Nicolas Richard : Tous les dégustateurs ne sont pas égaux puisque le pH de la salive agit sur la perception du défaut. Or le pH varie d’un individu à l’autre voire le pH salivaire d'un même individu varie au cours de la journée ! Si vous mangez des huîtres avec du jus de citron vous ne sentirez pas cette déviation ! Les odeurs associées sont : souris, tortilla, peau de saucisson, voire vomi dans certains cas et eau du riz basmati. Les molécules responsables de l’odeur de l’eau du riz basmati, à base de pyridines, sont bien connues parce qu’étudiées par l’industrie agroalimentaire. Deux essais peuvent être réalisés pour révéler la présence d’ATHP. Pour en être certain vous pouvez tremper le doigt dans le vin, attendre quelques secondes et sentir… le pH de la peau augmente celui du vin et l’odeur peut ainsi être perçue par l’homme. Autre astuce imparable : mettre une cuillère de bicarbonate de soude dans un verre du vin suspect. Il y aura une effervescence et un dégagement de l’odeur instantanément.

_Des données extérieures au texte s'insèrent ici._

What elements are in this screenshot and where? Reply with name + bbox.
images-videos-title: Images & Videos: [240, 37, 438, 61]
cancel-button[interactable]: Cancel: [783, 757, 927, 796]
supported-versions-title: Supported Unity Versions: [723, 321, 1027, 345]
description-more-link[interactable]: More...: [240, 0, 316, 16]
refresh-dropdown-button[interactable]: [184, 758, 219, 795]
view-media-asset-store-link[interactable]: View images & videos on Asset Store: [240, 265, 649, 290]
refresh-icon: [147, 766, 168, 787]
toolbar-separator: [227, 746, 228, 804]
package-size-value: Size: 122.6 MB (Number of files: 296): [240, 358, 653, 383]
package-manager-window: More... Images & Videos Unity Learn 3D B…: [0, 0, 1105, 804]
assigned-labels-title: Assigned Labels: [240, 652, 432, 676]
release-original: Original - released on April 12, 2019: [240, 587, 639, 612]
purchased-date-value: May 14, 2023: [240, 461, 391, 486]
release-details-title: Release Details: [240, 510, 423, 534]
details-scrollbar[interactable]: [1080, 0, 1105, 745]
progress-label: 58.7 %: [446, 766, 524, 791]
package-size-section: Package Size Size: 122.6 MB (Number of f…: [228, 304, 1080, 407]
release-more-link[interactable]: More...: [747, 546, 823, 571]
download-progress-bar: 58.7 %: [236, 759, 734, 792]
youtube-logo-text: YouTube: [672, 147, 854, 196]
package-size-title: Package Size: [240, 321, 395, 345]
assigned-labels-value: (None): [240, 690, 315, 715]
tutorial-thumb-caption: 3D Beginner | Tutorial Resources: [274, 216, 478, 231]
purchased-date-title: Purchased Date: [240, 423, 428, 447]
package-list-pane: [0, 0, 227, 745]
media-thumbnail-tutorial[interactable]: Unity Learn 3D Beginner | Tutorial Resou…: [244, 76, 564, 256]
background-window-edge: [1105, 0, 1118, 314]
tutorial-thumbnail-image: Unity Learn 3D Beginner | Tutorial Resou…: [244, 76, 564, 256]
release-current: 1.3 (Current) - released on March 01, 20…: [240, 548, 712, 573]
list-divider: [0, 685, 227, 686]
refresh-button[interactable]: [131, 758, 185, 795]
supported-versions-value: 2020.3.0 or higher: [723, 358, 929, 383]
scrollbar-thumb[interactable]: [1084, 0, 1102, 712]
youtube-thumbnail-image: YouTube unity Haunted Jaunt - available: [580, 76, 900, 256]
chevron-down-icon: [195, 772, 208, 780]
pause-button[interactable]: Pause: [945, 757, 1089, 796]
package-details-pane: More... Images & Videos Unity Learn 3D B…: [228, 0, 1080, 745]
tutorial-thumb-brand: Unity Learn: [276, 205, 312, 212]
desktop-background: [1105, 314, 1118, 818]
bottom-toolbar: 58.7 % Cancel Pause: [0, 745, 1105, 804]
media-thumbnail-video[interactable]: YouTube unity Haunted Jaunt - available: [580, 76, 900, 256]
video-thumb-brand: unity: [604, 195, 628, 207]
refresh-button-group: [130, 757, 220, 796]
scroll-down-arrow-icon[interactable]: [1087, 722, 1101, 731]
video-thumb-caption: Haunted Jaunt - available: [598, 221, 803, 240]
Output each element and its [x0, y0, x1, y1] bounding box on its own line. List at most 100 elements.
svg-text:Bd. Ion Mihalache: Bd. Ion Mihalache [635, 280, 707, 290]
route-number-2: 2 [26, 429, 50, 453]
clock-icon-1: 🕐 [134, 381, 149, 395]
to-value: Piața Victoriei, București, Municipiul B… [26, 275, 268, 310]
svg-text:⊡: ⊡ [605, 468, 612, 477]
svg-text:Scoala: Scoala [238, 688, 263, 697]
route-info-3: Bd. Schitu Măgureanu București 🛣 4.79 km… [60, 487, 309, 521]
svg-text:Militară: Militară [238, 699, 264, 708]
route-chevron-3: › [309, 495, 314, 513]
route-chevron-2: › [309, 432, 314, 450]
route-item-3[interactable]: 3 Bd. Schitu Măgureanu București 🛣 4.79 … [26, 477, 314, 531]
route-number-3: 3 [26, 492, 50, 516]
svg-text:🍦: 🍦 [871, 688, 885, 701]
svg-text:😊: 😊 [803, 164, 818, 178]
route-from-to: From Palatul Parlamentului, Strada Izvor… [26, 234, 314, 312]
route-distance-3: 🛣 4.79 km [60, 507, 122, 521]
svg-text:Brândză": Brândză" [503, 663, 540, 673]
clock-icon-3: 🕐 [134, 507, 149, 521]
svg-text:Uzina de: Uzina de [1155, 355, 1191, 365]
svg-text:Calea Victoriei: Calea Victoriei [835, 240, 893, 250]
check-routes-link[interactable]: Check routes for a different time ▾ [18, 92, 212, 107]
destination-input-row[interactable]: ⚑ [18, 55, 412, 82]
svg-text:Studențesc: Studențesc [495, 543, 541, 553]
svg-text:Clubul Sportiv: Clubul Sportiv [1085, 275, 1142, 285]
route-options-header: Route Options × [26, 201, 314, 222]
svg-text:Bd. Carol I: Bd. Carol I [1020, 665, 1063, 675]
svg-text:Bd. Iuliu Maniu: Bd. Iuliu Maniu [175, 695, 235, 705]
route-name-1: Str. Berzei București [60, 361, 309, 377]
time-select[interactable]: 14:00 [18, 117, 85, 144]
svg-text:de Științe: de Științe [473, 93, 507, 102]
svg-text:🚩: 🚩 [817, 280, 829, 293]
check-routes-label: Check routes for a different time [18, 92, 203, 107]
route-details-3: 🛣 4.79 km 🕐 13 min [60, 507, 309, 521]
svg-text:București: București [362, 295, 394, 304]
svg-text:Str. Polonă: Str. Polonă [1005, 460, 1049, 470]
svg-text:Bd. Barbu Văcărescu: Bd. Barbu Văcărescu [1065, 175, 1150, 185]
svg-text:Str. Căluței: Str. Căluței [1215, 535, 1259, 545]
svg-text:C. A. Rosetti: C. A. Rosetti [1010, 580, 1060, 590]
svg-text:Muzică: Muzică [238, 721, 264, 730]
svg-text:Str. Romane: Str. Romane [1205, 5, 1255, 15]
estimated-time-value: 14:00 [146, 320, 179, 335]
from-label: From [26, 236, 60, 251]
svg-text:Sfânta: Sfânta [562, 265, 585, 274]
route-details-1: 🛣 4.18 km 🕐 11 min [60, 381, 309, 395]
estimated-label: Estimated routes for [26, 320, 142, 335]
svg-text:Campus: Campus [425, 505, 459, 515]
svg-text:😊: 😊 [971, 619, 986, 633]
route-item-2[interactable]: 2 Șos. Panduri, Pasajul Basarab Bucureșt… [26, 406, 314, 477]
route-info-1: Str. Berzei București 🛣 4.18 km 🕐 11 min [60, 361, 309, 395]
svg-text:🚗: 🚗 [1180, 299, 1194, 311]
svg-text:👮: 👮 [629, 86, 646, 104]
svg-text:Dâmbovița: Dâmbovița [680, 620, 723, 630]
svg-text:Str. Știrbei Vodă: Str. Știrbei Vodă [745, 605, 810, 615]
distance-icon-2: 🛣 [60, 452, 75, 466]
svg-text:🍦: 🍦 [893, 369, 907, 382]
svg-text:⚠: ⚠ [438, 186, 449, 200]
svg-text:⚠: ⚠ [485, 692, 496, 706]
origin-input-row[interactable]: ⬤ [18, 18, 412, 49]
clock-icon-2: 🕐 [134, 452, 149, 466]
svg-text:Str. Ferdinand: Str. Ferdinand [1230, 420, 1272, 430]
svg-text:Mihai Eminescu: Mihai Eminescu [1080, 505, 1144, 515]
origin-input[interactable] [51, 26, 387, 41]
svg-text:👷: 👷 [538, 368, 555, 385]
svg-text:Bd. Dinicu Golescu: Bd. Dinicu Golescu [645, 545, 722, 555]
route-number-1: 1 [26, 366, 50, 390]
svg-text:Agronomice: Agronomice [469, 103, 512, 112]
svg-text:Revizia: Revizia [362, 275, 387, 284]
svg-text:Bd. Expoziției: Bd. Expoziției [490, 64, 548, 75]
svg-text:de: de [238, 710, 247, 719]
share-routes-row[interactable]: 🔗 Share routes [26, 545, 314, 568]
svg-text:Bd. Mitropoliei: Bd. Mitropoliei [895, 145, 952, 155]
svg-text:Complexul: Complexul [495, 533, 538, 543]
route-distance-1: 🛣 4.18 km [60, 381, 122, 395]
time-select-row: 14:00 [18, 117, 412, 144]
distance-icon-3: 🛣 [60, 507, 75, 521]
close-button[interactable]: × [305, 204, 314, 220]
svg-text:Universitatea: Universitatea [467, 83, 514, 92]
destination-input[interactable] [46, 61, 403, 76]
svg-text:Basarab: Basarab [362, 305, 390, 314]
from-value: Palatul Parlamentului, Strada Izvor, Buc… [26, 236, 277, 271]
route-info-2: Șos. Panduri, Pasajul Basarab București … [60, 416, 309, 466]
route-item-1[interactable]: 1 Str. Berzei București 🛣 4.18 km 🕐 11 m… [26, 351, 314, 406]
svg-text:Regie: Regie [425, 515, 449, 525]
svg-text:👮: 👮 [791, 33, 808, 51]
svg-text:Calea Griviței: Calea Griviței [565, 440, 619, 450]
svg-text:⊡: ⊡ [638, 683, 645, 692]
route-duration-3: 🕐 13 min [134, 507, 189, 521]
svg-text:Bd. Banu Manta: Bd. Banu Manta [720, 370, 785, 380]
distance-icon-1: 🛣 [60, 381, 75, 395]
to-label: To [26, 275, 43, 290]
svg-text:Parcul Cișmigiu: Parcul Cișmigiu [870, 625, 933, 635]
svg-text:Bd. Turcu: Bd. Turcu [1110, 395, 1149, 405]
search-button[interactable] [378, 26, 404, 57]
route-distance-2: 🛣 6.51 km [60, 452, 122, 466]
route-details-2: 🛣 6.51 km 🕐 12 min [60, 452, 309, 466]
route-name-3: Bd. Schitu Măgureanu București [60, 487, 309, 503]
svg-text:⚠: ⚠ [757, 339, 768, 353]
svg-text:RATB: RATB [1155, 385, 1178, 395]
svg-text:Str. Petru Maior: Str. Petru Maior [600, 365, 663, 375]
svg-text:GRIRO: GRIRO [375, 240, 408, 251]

Nicolas Richard : Les vins sulfités à plus de 15 mg/l de SO2 libre ne sont pas affectés par cette déviation. L’anhydride sulfureux dès 2 g/hl diminue le goût, mais 5 g/hl ne le masquera pas plus. Il est ainsi inutile d’augmenter démesurément les doses de SO2. De mon côté, j’ai testé de nombreuses colles et j’ai obtenu une efficacité avec les tanins oenologiques : les ellagitanins à des doses de 5g/hl. Est-ce l’effet antioxydant des tanins qui agit ? Est-ce que les tanins masquent cette aromatique ? Autant de questions actuellement sans réponse. Il semble que ces molécules soient passagères. Les vignerons voient ce phénomène disparaître au bout de quelques mois. Surprenant mais rassurant. Si le vin est déjà en bouteille, il vaut mieux attendre… mais impossible de définir une durée. Ce goût serait probablement lié au potentiel redox du vin qui a tendance à varier avec le temps.
Nicolas Richard : Il faut respecter toutes les règles de préconisations d’un point de vue microbiologique, de l’hygiène en cave, et de la maîtrise des fermentations malolactiques… Si cette déviation apparaît pendant la fermentation alcoolique, elle a tendance à disparaître pendant la vinification.